We don’t just read the Bible to become Bible quiz geeks. Every year at our Boys Brigade Camp there was a Bible quiz on the Sunday night. There was always great competition to see which team would win. But much more important than a Mid-Ulster battalion medal, the Bible reveals God himself. The Bible speaks, telling us of God’s glory, laying out the warnings and rewards.
On Friday night I was in Belfast at the Northern Ireland football match. The chants start off quiet, one or two voices, but before long, most of the ground are singing along. In fact, it’s a good job the match was on Friday night rather than last night. There’s something powerful when different voices join together - in a choir or as we say the responses together, or when a crowd gets behind their team. The voice of the heavens joins with the voice of the Bible to declare and proclaim the glory of God in creation and in scripture. But to these is joined a third voice. David himself, the author of the Psalm, now joins in, seeking to align himself with the way the world is.

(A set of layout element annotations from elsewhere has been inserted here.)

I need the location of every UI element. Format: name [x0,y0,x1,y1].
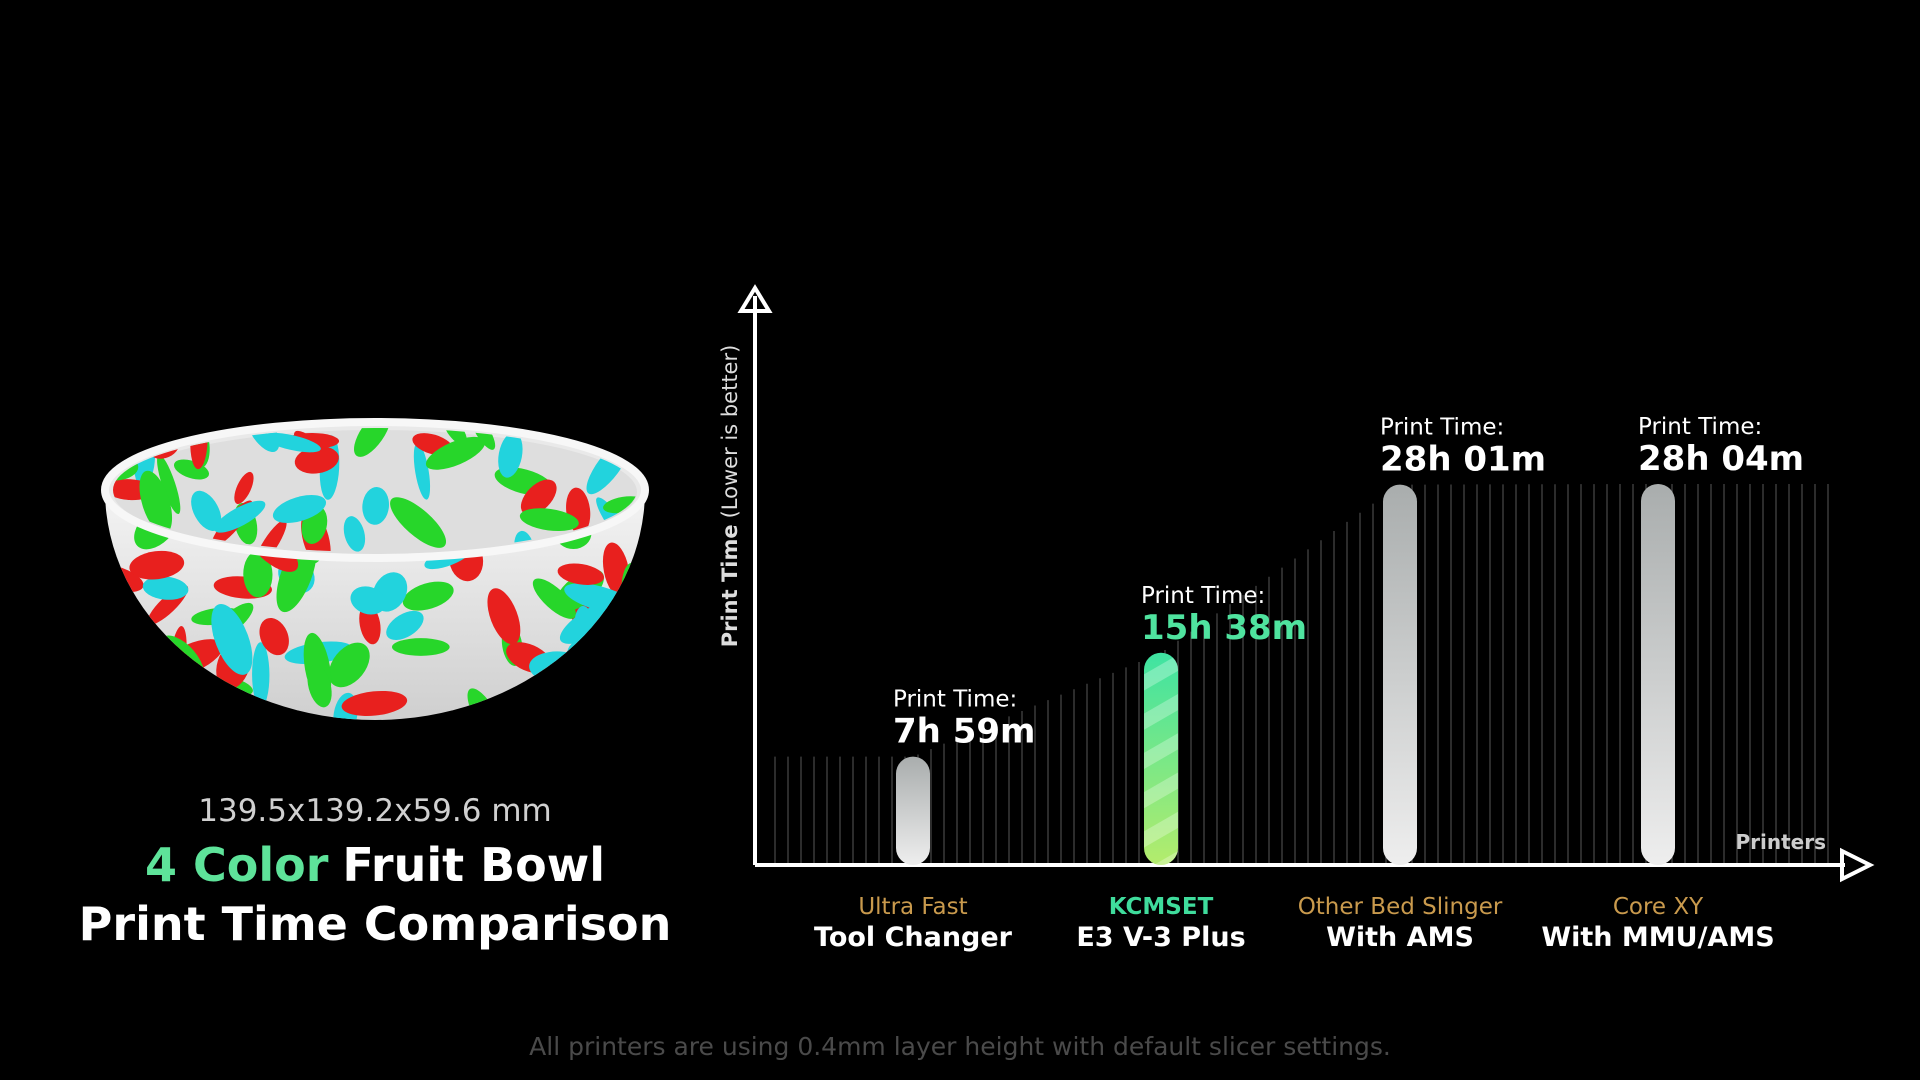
leaf [362,487,390,525]
category-group: KCMSET [1109,894,1214,920]
leaf [139,470,173,534]
leaf [191,490,222,532]
bar [896,756,930,865]
leaf [589,661,634,698]
leaf [234,471,254,504]
subtitle: Print Time Comparison [79,897,672,951]
leaf [254,520,287,552]
leaf [350,586,386,615]
leaf [142,576,189,600]
leaf [138,666,214,689]
y-axis-label: Print Time (Lower is better) [718,345,742,648]
x-tick-label: E3 V-3 Plus [1076,922,1245,953]
leaf [252,642,270,708]
leaf [272,494,327,523]
x-tick-label: Tool Changer [814,922,1013,953]
leaf [214,500,266,533]
leaf [615,630,645,663]
leaf [307,664,332,708]
leaf [259,617,289,656]
y-axis-note: (Lower is better) [718,345,742,519]
bar [1383,484,1417,865]
bar-stripes [1144,652,1178,865]
category-group: Other Bed Slinger [1298,894,1503,920]
x-tick-label: With MMU/AMS [1541,922,1774,953]
leaf [392,638,450,656]
title-highlight: 4 Color [145,838,329,892]
x-axis-label: Printers [1735,830,1826,854]
bar [1641,483,1675,865]
leaf [520,479,557,516]
x-axis-arrow [1840,847,1875,883]
leaf [425,436,486,470]
annotation: Print Time: [1141,583,1265,609]
leaf [243,551,273,598]
bowl-illustration [101,418,649,720]
footnote: All printers are using 0.4mm layer heigh… [529,1032,1391,1061]
y-axis-title: Print Time [718,524,742,647]
leaf [557,563,605,585]
leaf [498,432,523,478]
value-label: 28h 04m [1638,439,1804,479]
value-label: 7h 59m [893,712,1035,752]
leaf [211,603,253,675]
leaf [328,642,370,688]
leaf [602,674,644,720]
leaf [625,428,637,448]
leaf [413,443,431,500]
annotation: Print Time: [1380,415,1504,441]
category-group: Core XY [1613,894,1704,920]
leaf [487,588,521,645]
y-axis-arrow [737,284,773,313]
leaf [115,650,170,681]
title-main: Fruit Bowl [342,838,605,892]
leaf [262,432,321,453]
leaf [341,690,408,717]
value-label: 15h 38m [1141,608,1307,648]
leaf [354,428,391,457]
annotation: Print Time: [1638,414,1762,440]
value-label: 28h 01m [1380,440,1546,480]
leaf [390,497,447,548]
leaf [157,454,181,515]
x-tick-label: With AMS [1326,922,1474,953]
dimensions: 139.5x139.2x59.6 mm [198,793,551,829]
leaf [129,550,185,580]
category-group: Ultra Fast [858,894,967,920]
leaf [343,516,366,552]
annotation: Print Time: [893,687,1017,713]
leaf [386,610,424,641]
leaf [519,508,579,532]
title: 4 Color Fruit Bowl [145,838,605,892]
leaf [402,581,454,611]
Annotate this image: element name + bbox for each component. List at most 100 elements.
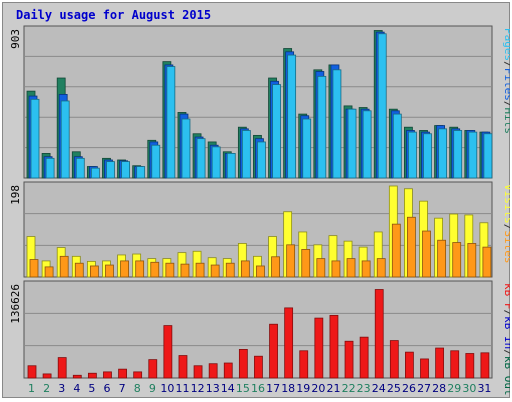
day-label-11: 11 [176, 382, 190, 395]
bar-pages-day-9 [151, 144, 161, 179]
bar-kb-f-day-24 [374, 289, 384, 379]
panel-1-legend: Pages/Files/Hits [502, 28, 510, 134]
panel-2-max-label: 198 [9, 185, 22, 205]
bar-kb-f-day-18 [284, 307, 294, 379]
bar-kb-f-day-8 [133, 371, 143, 379]
day-label-4: 4 [73, 382, 80, 395]
day-label-12: 12 [191, 382, 205, 395]
bar-kb-f-day-15 [238, 349, 248, 379]
day-label-3: 3 [58, 382, 65, 395]
legend-entry: Visits [502, 184, 510, 224]
bar-kb-f-day-14 [223, 362, 233, 379]
legend-entry: Files [502, 68, 510, 101]
bar-pages-day-12 [196, 138, 206, 179]
bar-kb-f-day-28 [435, 347, 445, 379]
day-label-14: 14 [221, 382, 235, 395]
day-label-27: 27 [417, 382, 431, 395]
bar-sites-day-10 [165, 262, 175, 278]
bar-sites-day-21 [331, 260, 341, 278]
legend-entry: kB In [502, 316, 510, 349]
bar-sites-day-17 [271, 256, 280, 278]
bar-sites-day-31 [482, 246, 492, 278]
bar-sites-day-5 [89, 265, 99, 278]
bar-pages-day-20 [317, 75, 327, 179]
day-label-9: 9 [149, 382, 156, 395]
day-label-10: 10 [160, 382, 174, 395]
bar-pages-day-30 [468, 131, 478, 179]
bar-sites-day-30 [467, 243, 477, 278]
legend-entry: / [502, 349, 510, 356]
bar-kb-f-day-1 [27, 365, 37, 379]
bar-pages-day-24 [377, 33, 387, 179]
bar-pages-day-19 [302, 118, 312, 179]
bar-sites-day-7 [120, 260, 129, 278]
bar-pages-day-14 [226, 153, 236, 179]
chart-title: Daily usage for August 2015 [16, 8, 212, 22]
bar-kb-f-day-5 [87, 372, 97, 379]
day-label-30: 30 [462, 382, 476, 395]
bar-kb-f-day-19 [299, 350, 309, 379]
bar-pages-day-27 [423, 133, 432, 179]
bar-sites-day-1 [29, 259, 39, 278]
bar-sites-day-27 [422, 230, 431, 278]
bar-sites-day-16 [256, 265, 265, 278]
bar-sites-day-23 [361, 260, 371, 278]
bar-sites-day-14 [225, 262, 235, 278]
bar-kb-f-day-9 [148, 359, 158, 379]
bar-pages-day-22 [347, 108, 357, 179]
chart-frame: Daily usage for August 2015 903Pages/Fil… [2, 2, 510, 398]
bar-pages-day-6 [106, 161, 115, 179]
day-label-31: 31 [477, 382, 491, 395]
day-label-28: 28 [432, 382, 446, 395]
day-label-2: 2 [43, 382, 50, 395]
day-label-29: 29 [447, 382, 461, 395]
bar-sites-day-24 [376, 258, 386, 278]
bar-sites-day-26 [407, 216, 416, 278]
day-label-17: 17 [266, 382, 280, 395]
bar-kb-f-day-11 [178, 355, 188, 379]
bar-kb-f-day-21 [329, 314, 339, 379]
bar-pages-day-5 [90, 167, 100, 179]
bar-sites-day-3 [59, 255, 69, 278]
bar-sites-day-6 [105, 264, 114, 278]
bar-sites-day-4 [74, 262, 84, 278]
bar-kb-f-day-12 [193, 365, 203, 379]
day-label-23: 23 [357, 382, 371, 395]
day-label-15: 15 [236, 382, 250, 395]
bar-kb-f-day-30 [465, 353, 475, 379]
day-label-18: 18 [281, 382, 295, 395]
day-label-8: 8 [134, 382, 141, 395]
bar-pages-day-8 [136, 166, 146, 179]
bar-pages-day-4 [75, 157, 85, 179]
bar-pages-day-7 [121, 161, 130, 179]
legend-entry: kB Out [502, 356, 510, 396]
legend-entry: / [502, 61, 510, 68]
bar-sites-day-19 [301, 249, 311, 278]
bar-kb-f-day-7 [118, 368, 127, 379]
bar-sites-day-13 [210, 264, 220, 278]
panel-3-legend: kB F/kB In/kB Out [502, 283, 510, 396]
bar-pages-day-17 [272, 84, 281, 179]
day-label-22: 22 [342, 382, 356, 395]
bar-pages-day-31 [483, 133, 493, 179]
bar-sites-day-12 [195, 262, 205, 278]
legend-entry: Sites [502, 230, 510, 263]
day-label-16: 16 [251, 382, 265, 395]
bar-pages-day-16 [257, 141, 266, 179]
bar-kb-f-day-23 [359, 336, 369, 379]
bar-pages-day-3 [60, 100, 70, 179]
bar-sites-day-22 [346, 258, 356, 278]
bar-kb-f-day-17 [269, 323, 278, 379]
bar-pages-day-10 [166, 66, 176, 179]
day-label-26: 26 [402, 382, 416, 395]
day-label-24: 24 [372, 382, 386, 395]
bar-kb-f-day-26 [405, 351, 414, 379]
bar-pages-day-28 [438, 128, 448, 179]
bar-pages-day-26 [408, 131, 417, 179]
bar-sites-day-2 [44, 266, 54, 278]
bar-sites-day-18 [286, 244, 296, 278]
day-label-5: 5 [88, 382, 95, 395]
legend-entry: / [502, 224, 510, 231]
bar-sites-day-20 [316, 258, 326, 278]
bar-pages-day-21 [332, 69, 342, 179]
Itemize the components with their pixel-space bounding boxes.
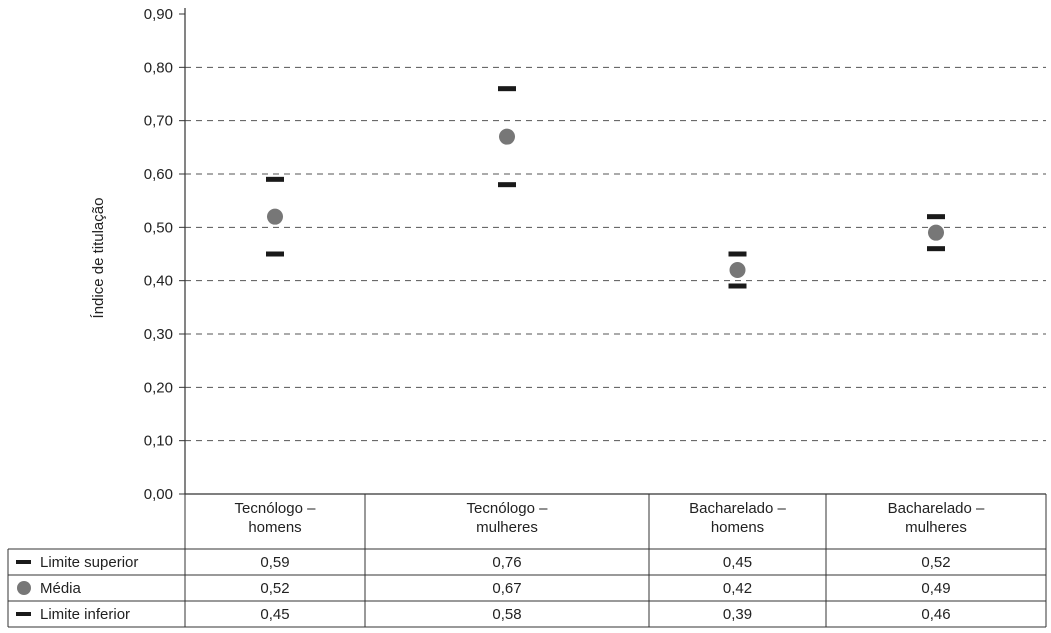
upper-limit-mark <box>728 251 747 257</box>
table-cell-value: 0,59 <box>260 554 289 571</box>
table-cell-value: 0,42 <box>723 580 752 597</box>
table-cell-value: 0,39 <box>723 606 752 623</box>
legend-label: Limite superior <box>40 554 138 571</box>
legend-mean-icon <box>17 581 31 595</box>
y-tick-label: 0,90 <box>144 6 173 23</box>
category-label: Tecnólogo – <box>467 500 549 517</box>
y-tick-label: 0,00 <box>144 486 173 503</box>
category-label: homens <box>248 519 301 536</box>
mean-point <box>267 208 283 225</box>
mean-point <box>729 262 746 278</box>
lower-limit-mark <box>498 182 516 188</box>
table-cell-value: 0,45 <box>723 554 752 571</box>
mean-point <box>499 128 515 145</box>
y-axis-label: Índice de titulação <box>90 198 107 319</box>
table-cell-value: 0,52 <box>260 580 289 597</box>
upper-limit-mark <box>266 176 284 182</box>
y-tick-label: 0,30 <box>144 326 173 343</box>
table-cell-value: 0,67 <box>492 580 521 597</box>
legend-label: Limite inferior <box>40 606 130 623</box>
y-tick-label: 0,60 <box>144 166 173 183</box>
legend-dash-icon <box>16 560 31 564</box>
category-label: mulheres <box>905 519 967 536</box>
upper-limit-mark <box>927 214 945 220</box>
y-tick-label: 0,20 <box>144 379 173 396</box>
category-label: Bacharelado – <box>689 500 786 517</box>
y-tick-label: 0,70 <box>144 113 173 130</box>
y-tick-label: 0,50 <box>144 219 173 236</box>
y-tick-label: 0,10 <box>144 433 173 450</box>
table-cell-value: 0,58 <box>492 606 521 623</box>
table-cell-value: 0,45 <box>260 606 289 623</box>
legend-dash-icon <box>16 612 31 616</box>
table-cell-value: 0,52 <box>921 554 950 571</box>
table-cell-value: 0,76 <box>492 554 521 571</box>
category-label: Tecnólogo – <box>235 500 317 517</box>
lower-limit-mark <box>927 246 945 252</box>
mean-point <box>928 224 944 241</box>
legend-label: Média <box>40 580 82 597</box>
upper-limit-mark <box>498 86 516 92</box>
category-label: Bacharelado – <box>888 500 985 517</box>
category-label: homens <box>711 519 764 536</box>
lower-limit-mark <box>728 283 747 289</box>
y-tick-label: 0,40 <box>144 273 173 290</box>
y-tick-label: 0,80 <box>144 59 173 76</box>
table-cell-value: 0,46 <box>921 606 950 623</box>
category-label: mulheres <box>476 519 538 536</box>
lower-limit-mark <box>266 251 284 257</box>
table-cell-value: 0,49 <box>921 580 950 597</box>
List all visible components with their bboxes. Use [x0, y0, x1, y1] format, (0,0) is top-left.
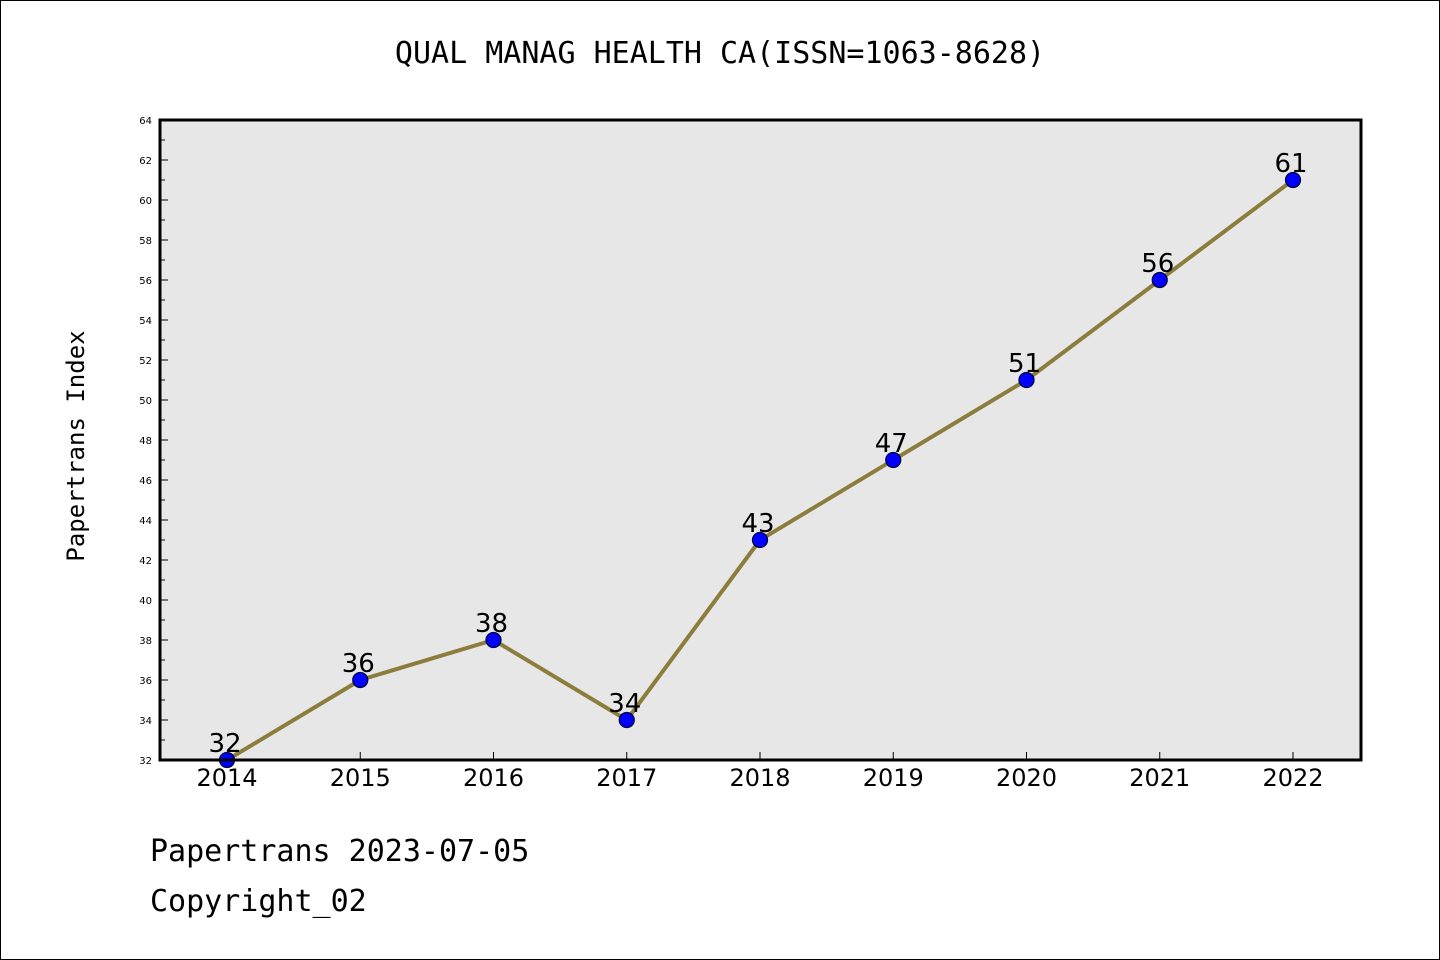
data-point: [1151, 271, 1168, 289]
data-label: 38: [475, 609, 508, 639]
y-axis: 32 34 36 38 40 42 44 46 48 50 52 54 56 58 60 62 64: [139, 116, 168, 767]
data-label: 51: [1008, 349, 1041, 379]
y-tick-label: 52: [139, 356, 152, 367]
data-label: 56: [1141, 249, 1174, 279]
y-tick-label: 58: [139, 236, 152, 247]
x-tick-label: 2022: [1262, 764, 1323, 792]
x-tick-label: 2014: [196, 764, 257, 792]
x-tick-label: 2021: [1129, 764, 1190, 792]
x-axis: 2014 2015 2016 2017 2018 2019 2020 2021 2022: [196, 752, 1324, 792]
y-tick-label: 36: [139, 676, 152, 687]
chart-title: QUAL MANAG HEALTH CA(ISSN=1063-8628): [394, 36, 1046, 71]
y-tick-label: 60: [139, 196, 152, 207]
plot-border: [158, 118, 1363, 762]
y-tick-label: 48: [139, 436, 152, 447]
y-tick-label: 42: [139, 556, 152, 567]
x-tick-label: 2018: [729, 764, 790, 792]
y-tick-label: 34: [139, 716, 152, 727]
data-label: 47: [875, 429, 908, 459]
y-tick-label: 54: [139, 316, 152, 327]
y-tick-label: 32: [139, 756, 152, 767]
data-point: [618, 711, 635, 729]
data-labels: 32 36 38 34 43 47 51 56 61: [208, 149, 1307, 759]
y-tick-label: 62: [139, 156, 152, 167]
data-point: [1284, 171, 1302, 189]
series-markers: [218, 171, 1302, 769]
x-tick-label: 2019: [863, 764, 924, 792]
y-tick-label: 56: [139, 276, 152, 287]
data-point: [485, 631, 502, 649]
data-label: 43: [741, 509, 774, 539]
data-point: [751, 531, 769, 549]
x-tick-label: 2020: [996, 764, 1057, 792]
x-tick-label: 2016: [463, 764, 524, 792]
plot-area: [160, 120, 1361, 760]
x-tick-label: 2017: [596, 764, 657, 792]
y-tick-label: 46: [139, 476, 152, 487]
x-tick-label: 2015: [330, 764, 391, 792]
data-label: 34: [608, 689, 641, 719]
data-label: 32: [208, 729, 241, 759]
y-tick-label: 64: [139, 116, 152, 127]
data-point: [1018, 371, 1035, 389]
y-tick-label: 38: [139, 636, 152, 647]
y-tick-label: 40: [139, 596, 152, 607]
y-tick-label: 50: [139, 396, 152, 407]
data-point: [885, 451, 902, 469]
footer-date: Papertrans 2023-07-05: [150, 834, 530, 869]
data-point: [352, 671, 369, 689]
y-tick-label: 44: [139, 516, 152, 527]
footer-copyright: Copyright_02: [150, 884, 367, 919]
data-label: 36: [342, 649, 375, 679]
data-label: 61: [1274, 149, 1307, 179]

In verse 12, he recognises that the whole universe is ablaze with the glory of God, but he is out of step. ‘Who can discern his errors?’ Faced with the glory of God in creation and in scripture, we’re confronted with our sinfulness. Some choose to put their fingers in their ears and refuse to listen. It’s the point Paul makes in Romans 1:18-20, as we suppress the plain truth about God, seen in creation, but turn away from him. It’s the tactic we all try, but it’s unsuccessful. We are without excuse.
Rather, the Bible calls us to turn, to re-align ourselves with God, to repent as we confess our sins. It’s what David says: ‘Declare me innocent from hidden faults.’ It’s when we do this that we find ourselves in tune with the universe. The heavens declare God’s glory. The law of the Lord declares God’s glory. And now we see that David desires God’s glory. Having turned from sin, his desire is to please the Lord. The last verse isn’t just a nice wee prayer before a sermon. It’s a prayer for every moment of every day, that we will live for the glory of God.
Just as the heavens speak of God’s glory, so our prayer is that the words of our mouths will also point to God’s glory. Just as the law of the Lord performs heart surgery on us, reviving the soul and rejoicing the heart, so our prayer is that the meditation of our heart will tend to the glory of God. It’s as we admit that often our words and our thoughts aren’t in tune with God’s glory that we can be mindful of the need to change. David asks, prays, in this verse, as he sums up the whole psalm, that God’s glory will be his supreme purpose. Will you make this your prayer tonight?
This sermon was preached in the Brooke Memorial Hall, Brookeborough on Sunday 8th September 2013.